Some of the 3,300 global blue-collar job losses would come from the Detroit-Hamtramck plant and a transmission facility in Warren.

The jobs account for only 0.2 percent of local county employment "muting the immediate effect of the plant closures," Moody's Investors Service said in a report.

That means there is less reliance on those jobs and plants to supply tax dollars needed to help pay for city services and fill out Detroit's operating budget.

But, Moody's wrote, the impact could grow "as GM reduces salaried employees, if reduced production hurts ancillary suppliers or if there is a broader slowdown in the industry."

Detroit will experience some loss of tax revenue from the plant and people working there, said law professor Anthony Sabino of the Tobin College of Business at St. Johns University in New York.

"This will not derail the [city's] 21st century renaissance. They are working from a solid foundation. If this had happened prior to the city's reorganization, it could have been far more harmful," Sabino said.

Detroit was about $12 billion in debt before filing for bankruptcy in 2013. Much of that was erased or restructured allowing the city to improve services, like police and fire protection, and invest in neighborhoods.

Detroit's general fund balance was about $595 million at the end of fiscal 2017, compared with a deficit of about $73 million that the city faced at the end of fiscal 2013 after years of a plummeting population and tax base.

A $36 million operating surplus was expected for fiscal 2018.

A 30-year jobs forecast by the Southeast Michigan Council of Governments forecasts manufacturing jobs in Detroit falling from 23,000 three years ago to 16,000 by 2045. Over that same time, professional and technical services, corporate headquarters, administrative, support, waste services and health care jobs are expected to rise.

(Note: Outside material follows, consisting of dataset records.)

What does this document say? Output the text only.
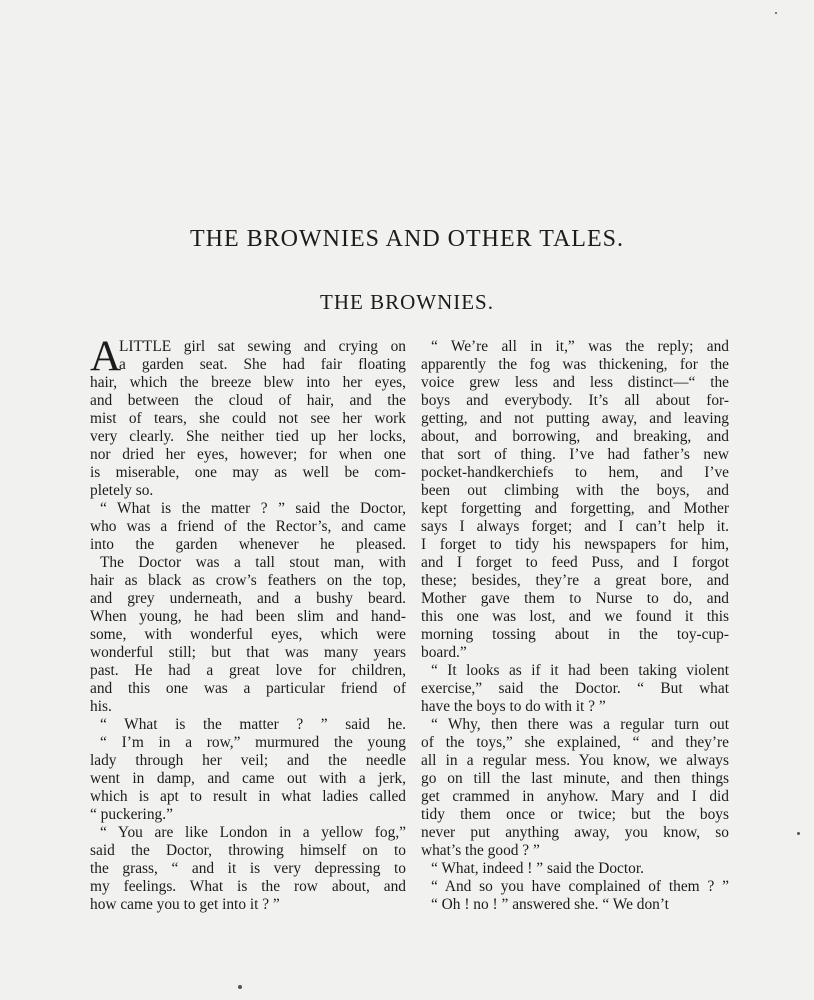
THE BROWNIES AND OTHER TALES.
THE BROWNIES.
A
LITTLE girl sat sewing and crying on
a garden seat. She had fair floating
hair, which the breeze blew into her eyes,
and between the cloud of hair, and the
mist of tears, she could not see her work
very clearly. She neither tied up her locks,
nor dried her eyes, however; for when one
is miserable, one may as well be com-
pletely so.
“ What is the matter ? ” said the Doctor,
who was a friend of the Rector’s, and came
into the garden whenever he pleased.
The Doctor was a tall stout man, with
hair as black as crow’s feathers on the top,
and grey underneath, and a bushy beard.
When young, he had been slim and hand-
some, with wonderful eyes, which were
wonderful still; but that was many years
past. He had a great love for children,
and this one was a particular friend of
his.
“ What is the matter ? ” said he.
“ I’m in a row,” murmured the young
lady through her veil; and the needle
went in damp, and came out with a jerk,
which is apt to result in what ladies called
“ puckering.”
“ You are like London in a yellow fog,”
said the Doctor, throwing himself on to
the grass, “ and it is very depressing to
my feelings. What is the row about, and
how came you to get into it ? ”
“ We’re all in it,” was the reply; and
apparently the fog was thickening, for the
voice grew less and less distinct—“ the
boys and everybody. It’s all about for-
getting, and not putting away, and leaving
about, and borrowing, and breaking, and
that sort of thing. I’ve had father’s new
pocket-handkerchiefs to hem, and I’ve
been out climbing with the boys, and
kept forgetting and forgetting, and Mother
says I always forget; and I can’t help it.
I forget to tidy his newspapers for him,
and I forget to feed Puss, and I forgot
these; besides, they’re a great bore, and
Mother gave them to Nurse to do, and
this one was lost, and we found it this
morning tossing about in the toy-cup-
board.”
“ It looks as if it had been taking violent
exercise,” said the Doctor. “ But what
have the boys to do with it ? ”
“ Why, then there was a regular turn out
of the toys,” she explained, “ and they’re
all in a regular mess. You know, we always
go on till the last minute, and then things
get crammed in anyhow. Mary and I did
tidy them once or twice; but the boys
never put anything away, you know, so
what’s the good ? ”
“ What, indeed ! ” said the Doctor.
“ And so you have complained of them ? ”
“ Oh ! no ! ” answered she. “ We don’t
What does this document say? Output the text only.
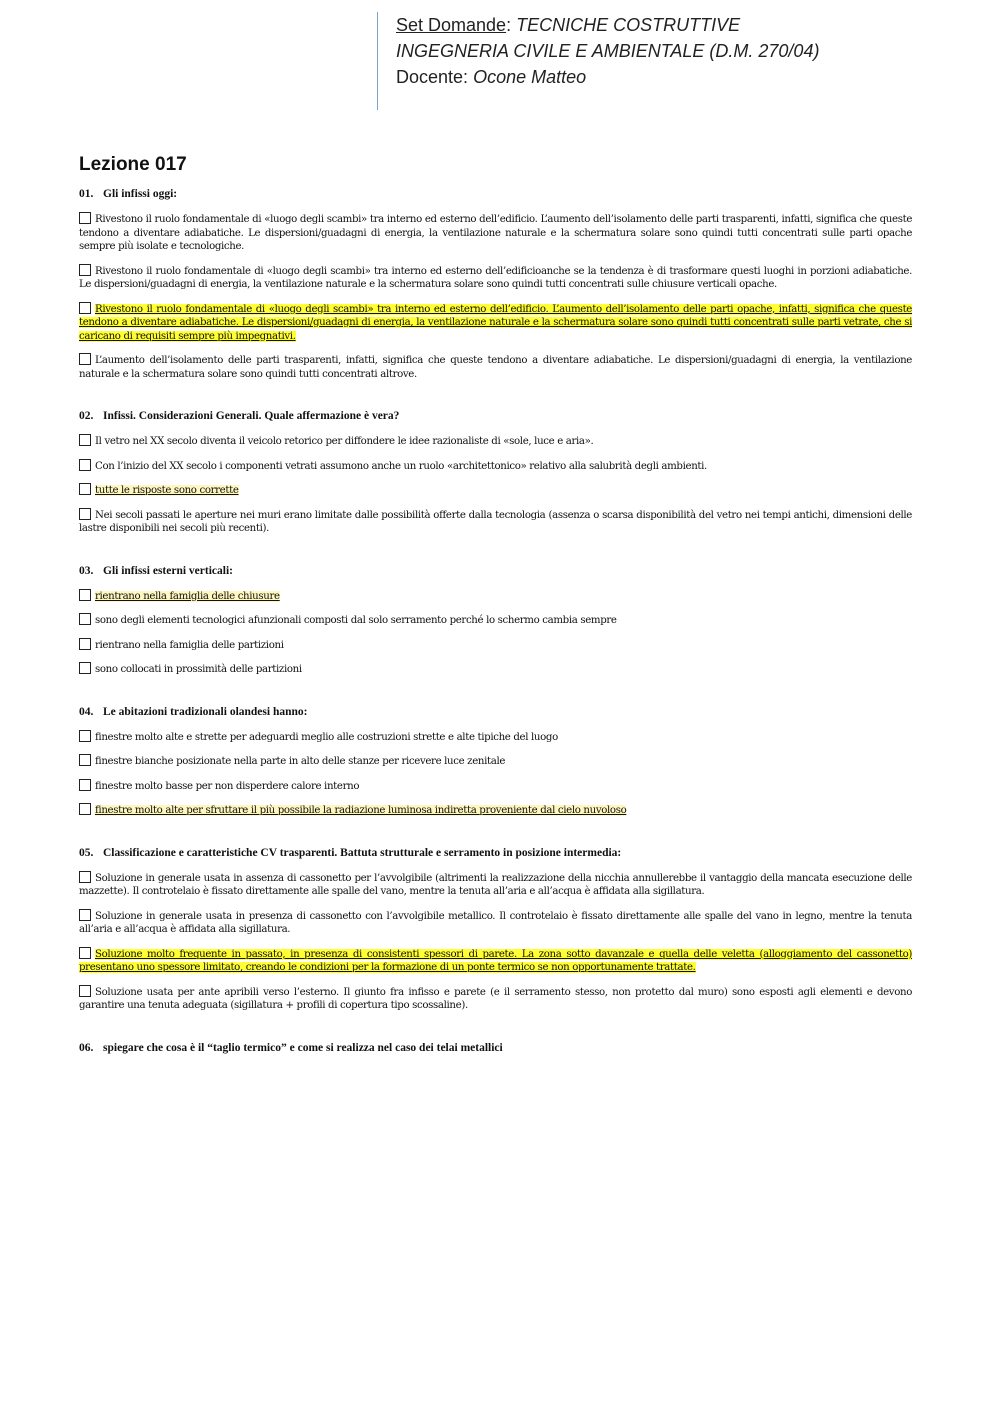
Set Domande: TECNICHE COSTRUTTIVE
INGEGNERIA CIVILE E AMBIENTALE (D.M. 270/04)
Docente: Ocone Matteo
Lezione 017

01. Gli infissi oggi:

Rivestono il ruolo fondamentale di «luogo degli scambi» tra interno ed esterno dell’edificio. L’aumento dell’isolamento delle parti trasparenti, infatti, significa che queste tendono a diventare adiabatiche. Le dispersioni/guadagni di energia, la ventilazione naturale e la schermatura solare sono quindi tutti concentrati sulle parti opache sempre più isolate e tecnologiche.

Rivestono il ruolo fondamentale di «luogo degli scambi» tra interno ed esterno dell’edificioanche se la tendenza è di trasformare questi luoghi in porzioni adiabatiche. Le dispersioni/guadagni di energia, la ventilazione naturale e la schermatura solare sono quindi tutti concentrati sulle chiusure verticali opache.

Rivestono il ruolo fondamentale di «luogo degli scambi» tra interno ed esterno dell’edificio. L’aumento dell’isolamento delle parti opache, infatti, significa che queste tendono a diventare adiabatiche. Le dispersioni/guadagni di energia, la ventilazione naturale e la schermatura solare sono quindi tutti concentrati sulle parti vetrate, che si caricano di requisiti sempre più impegnativi.

L’aumento dell’isolamento delle parti trasparenti, infatti, significa che queste tendono a diventare adiabatiche. Le dispersioni/guadagni di energia, la ventilazione naturale e la schermatura solare sono quindi tutti concentrati altrove.

02. Infissi. Considerazioni Generali. Quale affermazione è vera?

Il vetro nel XX secolo diventa il veicolo retorico per diffondere le idee razionaliste di «sole, luce e aria».

Con l’inizio del XX secolo i componenti vetrati assumono anche un ruolo «architettonico» relativo alla salubrità degli ambienti.

tutte le risposte sono corrette

Nei secoli passati le aperture nei muri erano limitate dalle possibilità offerte dalla tecnologia (assenza o scarsa disponibilità del vetro nei tempi antichi, dimensioni delle lastre disponibili nei secoli più recenti).

03. Gli infissi esterni verticali:

rientrano nella famiglia delle chiusure

sono degli elementi tecnologici afunzionali composti dal solo serramento perché lo schermo cambia sempre

rientrano nella famiglia delle partizioni

sono collocati in prossimità delle partizioni

04. Le abitazioni tradizionali olandesi hanno:

finestre molto alte e strette per adeguardi meglio alle costruzioni strette e alte tipiche del luogo

finestre bianche posizionate nella parte in alto delle stanze per ricevere luce zenitale

finestre molto basse per non disperdere calore interno

finestre molto alte per sfruttare il più possibile la radiazione luminosa indiretta proveniente dal cielo nuvoloso

05. Classificazione e caratteristiche CV trasparenti. Battuta strutturale e serramento in posizione intermedia:

Soluzione in generale usata in assenza di cassonetto per l’avvolgibile (altrimenti la realizzazione della nicchia annullerebbe il vantaggio della mancata esecuzione delle mazzette). Il controtelaio è fissato direttamente alle spalle del vano, mentre la tenuta all’aria e all’acqua è affidata alla sigillatura.

Soluzione in generale usata in presenza di cassonetto con l’avvolgibile metallico. Il controtelaio è fissato direttamente alle spalle del vano in legno, mentre la tenuta all’aria e all’acqua è affidata alla sigillatura.

Soluzione molto frequente in passato, in presenza di consistenti spessori di parete. La zona sotto davanzale e quella delle veletta (alloggiamento del cassonetto) presentano uno spessore limitato, creando le condizioni per la formazione di un ponte termico se non opportunamente trattate.

Soluzione usata per ante apribili verso l’esterno. Il giunto fra infisso e parete (e il serramento stesso, non protetto dal muro) sono esposti agli elementi e devono garantire una tenuta adeguata (sigillatura + profili di copertura tipo scossaline).

06. spiegare che cosa è il “taglio termico” e come si realizza nel caso dei telai metallici
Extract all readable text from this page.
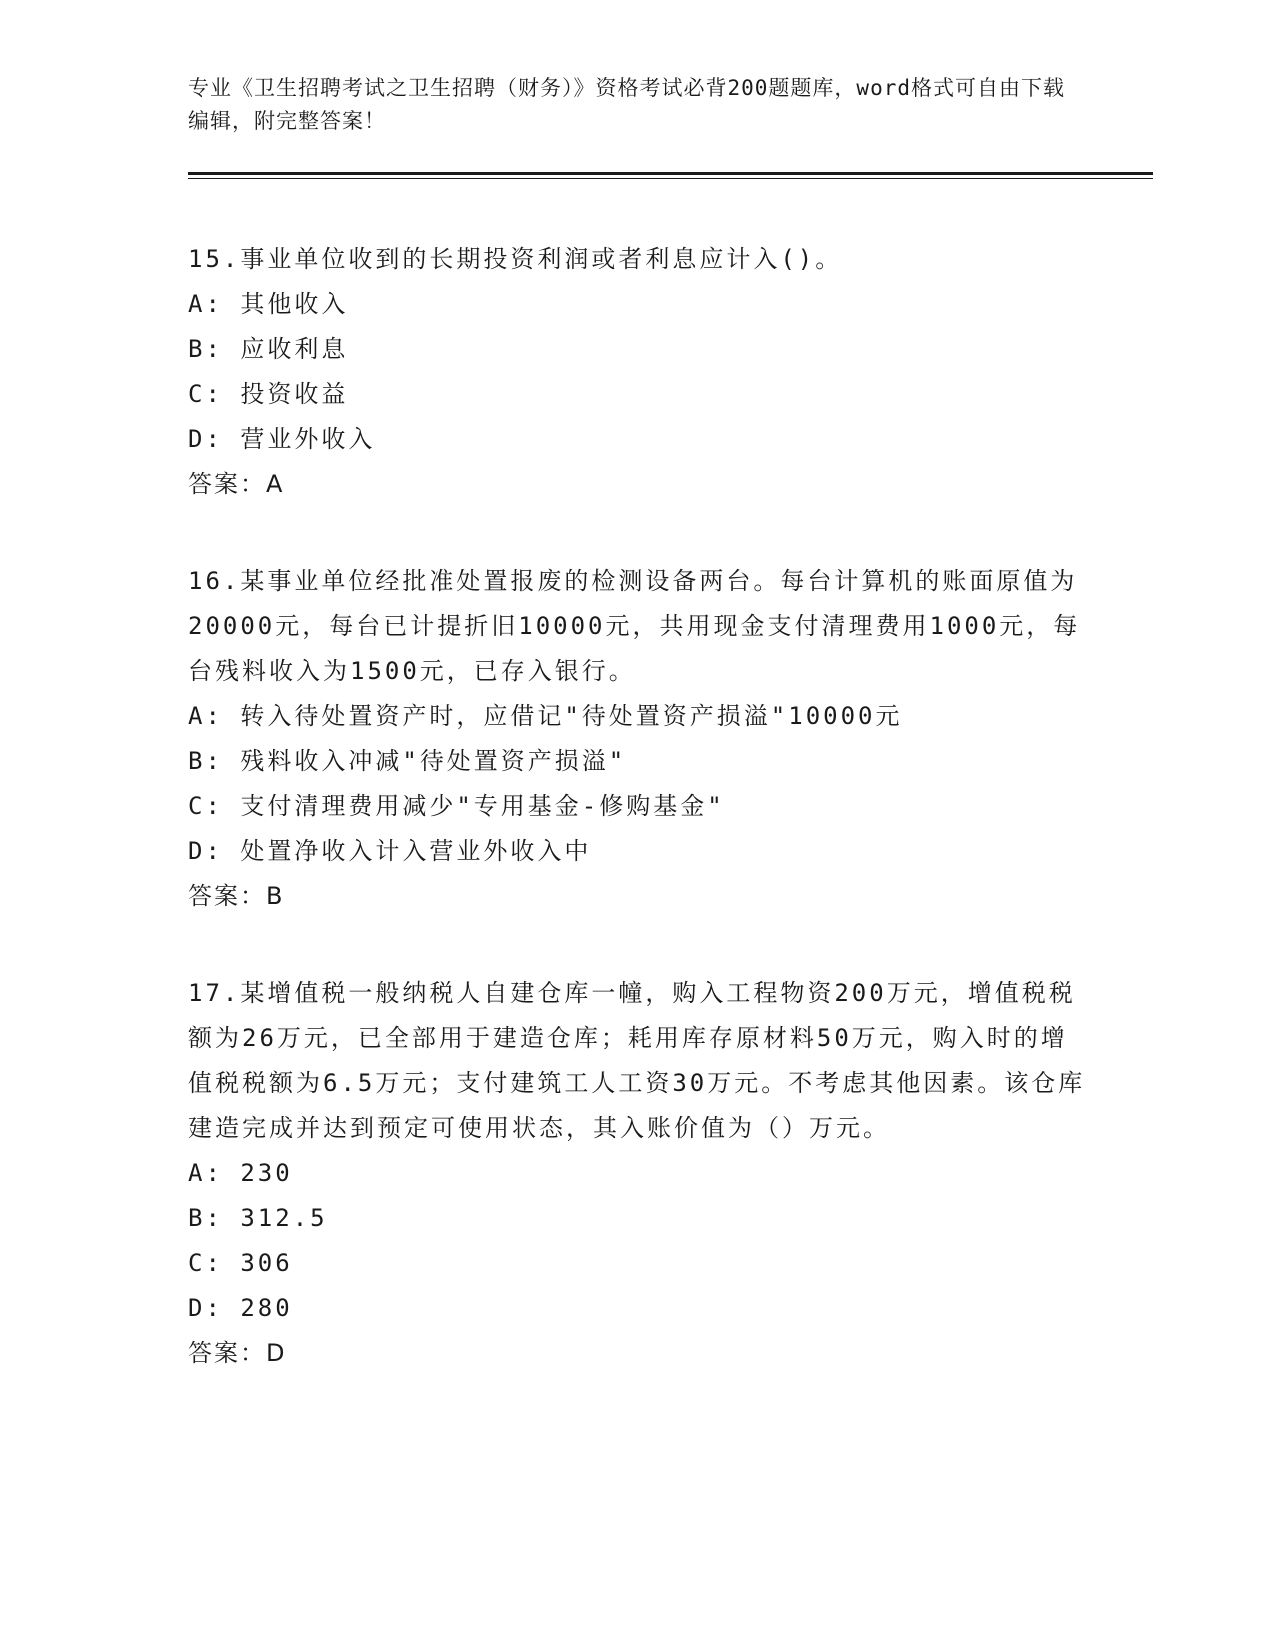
专业《卫生招聘考试之卫生招聘（财务）》资格考试必背200题题库，word格式可自由下载编辑，附完整答案！
15.事业单位收到的长期投资利润或者利息应计入()。
A: 其他收入
B: 应收利息
C: 投资收益
D: 营业外收入
答案：A
16.某事业单位经批准处置报废的检测设备两台。每台计算机的账面原值为20000元，每台已计提折旧10000元，共用现金支付清理费用1000元，每台残料收入为1500元，已存入银行。
A: 转入待处置资产时，应借记"待处置资产损溢"10000元
B: 残料收入冲减"待处置资产损溢"
C: 支付清理费用减少"专用基金-修购基金"
D: 处置净收入计入营业外收入中
答案：B
17.某增值税一般纳税人自建仓库一幢，购入工程物资200万元，增值税税额为26万元，已全部用于建造仓库；耗用库存原材料50万元，购入时的增值税税额为6.5万元；支付建筑工人工资30万元。不考虑其他因素。该仓库建造完成并达到预定可使用状态，其入账价值为（）万元。
A: 230
B: 312.5
C: 306
D: 280
答案：D
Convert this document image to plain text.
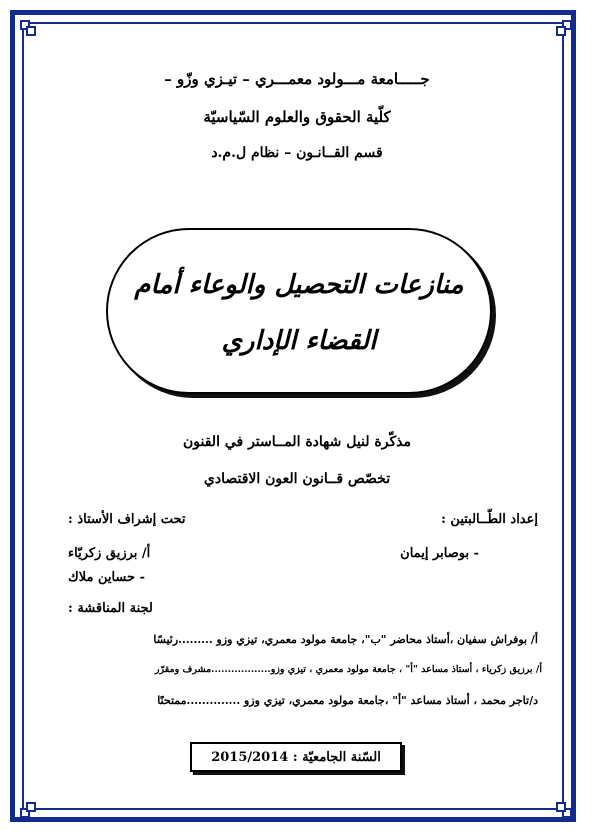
جـــــامعة مـــولود معمـــري – تيـزي وزّو –
كلّية الحقوق والعلوم السّياسيّة
قسم القــانـون – نظام ل.م.د
منازعات التحصيل والوعاء أمام
القضاء الإداري
مذكّرة لنيل شهادة المــاستر في القنون
تخصّص قــانون العون الاقتصادي
إعداد الطّــالبتين :
تحت إشراف الأستاذ :
- بوصابر إيمان
أ/ برزيق زكريّاء
- حساين ملاك
لجنة المناقشة :
أ/ بوفراش سفيان ،أستاذ محاضر "ب"، جامعة مولود معمري، تيزي وزو .........رئيسًا
أ/ برزيق زكرياء ، أستاذ مساعد "أ" ، جامعة مولود معمري ، تيزي وزو..................مشرف ومقرّر
د/تاجر محمد ، أستاذ مساعد "أ" ،جامعة مولود معمري، تيزي وزو ..............ممتحنًا
السّنة الجامعيّة : 2015/2014
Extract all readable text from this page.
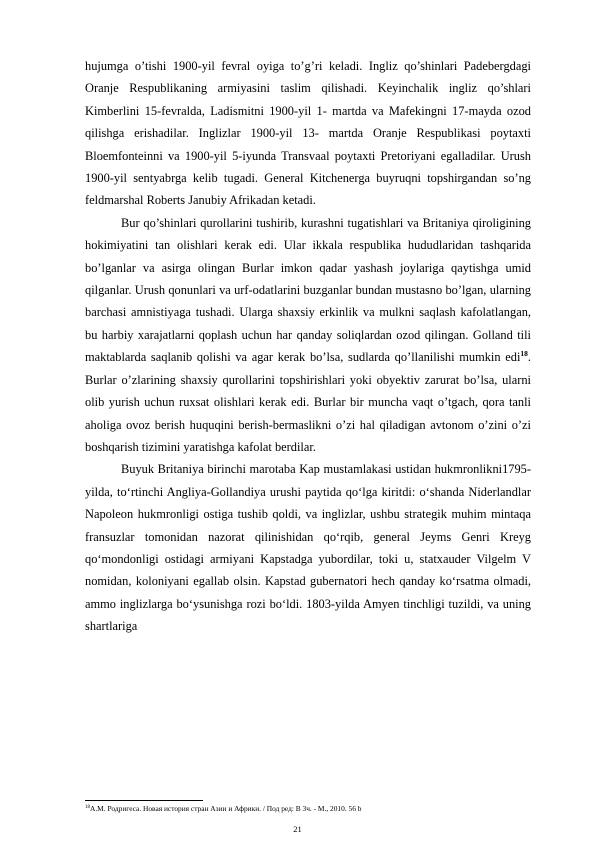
hujumga o’tishi 1900-yil fevral oyiga to’g’ri keladi. Ingliz qo’shinlari Padebergdagi Oranje Respublikaning armiyasini taslim qilishadi. Keyinchalik ingliz qo’shlari Kimberlini 15-fevralda, Ladismitni 1900-yil 1- martda va Mafekingni 17-mayda ozod qilishga erishadilar. Inglizlar 1900-yil 13- martda Oranje Respublikasi poytaxti Bloemfonteinni va 1900-yil 5-iyunda Transvaal poytaxti Pretoriyani egalladilar. Urush 1900-yil sentyabrga kelib tugadi. General Kitchenerga buyruqni topshirgandan so’ng feldmarshal Roberts Janubiy Afrikadan ketadi.

Bur qo’shinlari qurollarini tushirib, kurashni tugatishlari va Britaniya qiroligining hokimiyatini tan olishlari kerak edi. Ular ikkala respublika hududlaridan tashqarida bo’lganlar va asirga olingan Burlar imkon qadar yashash joylariga qaytishga umid qilganlar. Urush qonunlari va urf-odatlarini buzganlar bundan mustasno bo’lgan, ularning barchasi amnistiyaga tushadi. Ularga shaxsiy erkinlik va mulkni saqlash kafolatlangan, bu harbiy xarajatlarni qoplash uchun har qanday soliqlardan ozod qilingan. Golland tili maktablarda saqlanib qolishi va agar kerak bo’lsa, sudlarda qo’llanilishi mumkin edi$^{18}$. Burlar o’zlarining shaxsiy qurollarini topshirishlari yoki obyektiv zarurat bo’lsa, ularni olib yurish uchun ruxsat olishlari kerak edi. Burlar bir muncha vaqt o’tgach, qora tanli aholiga ovoz berish huquqini berish-bermaslikni o’zi hal qiladigan avtonom o’zini o’zi boshqarish tizimini yaratishga kafolat berdilar.

Buyuk Britaniya birinchi marotaba Kap mustamlakasi ustidan hukmronlikni1795-yilda, to‘rtinchi Angliya-Gollandiya urushi paytida qo‘lga kiritdi: o‘shanda Niderlandlar Napoleon hukmronligi ostiga tushib qoldi, va inglizlar, ushbu strategik muhim mintaqa fransuzlar tomonidan nazorat qilinishidan qo‘rqib, general Jeyms Genri Kreyg qo‘mondonligi ostidagi armiyani Kapstadga yubordilar, toki u, statxauder Vilgelm V nomidan, koloniyani egallab olsin. Kapstad gubernatori hech qanday ko‘rsatma olmadi, ammo inglizlarga bo‘ysunishga rozi bo‘ldi. 1803-yilda Amyen tinchligi tuzildi, va uning shartlariga

$^{18}$А.М. Родригеса. Новая история стран Азии и Африки. / Под ред: В 3ч. - М., 2010. 56 b
21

Preliminary figures from the U.S. Bureau of Labor Statistics pegged unemployment in Detroit in September at 7.9 percent. While this is still well above the U.S. rate of 3.7 percent, Detroit's unemployment has been dropping since January 2014 when it was nearly 18 percent. Detroit's unemployment rate was 28.9 percent in June 2009.

Preparing Detroit's workforce for non-manufacturing jobs is one of the next hurdles.

Mayor Mike Duggan has said more residents are enrolling in Detroit At Work free training programs. The programs offer training and certifications for jobs that include information technology, truck driving, health careers, computer networking and culinary arts.

But many people in the city are not prepared for tech-related jobs that are in Detroit or on the way, said Ida Byrd-Hill, president of Detroit-based Uplift Inc., which provides computer programming language training.

"A lot of the training programs have not really reached out to women or people of color," said Byrd-Hill, who added that funding has been limited for local tech-training providers.

Companies are looking for more educated and tech-savvy workers, especially those with critical thinking, communications, collaborating and team-building skills -- someone who is "able to think critically about when to use the appropriate piece of technology," said TechTown's Staebler.

Information for this article was contributed by Jeff Karoub and Tom Krisher of The Associated Press.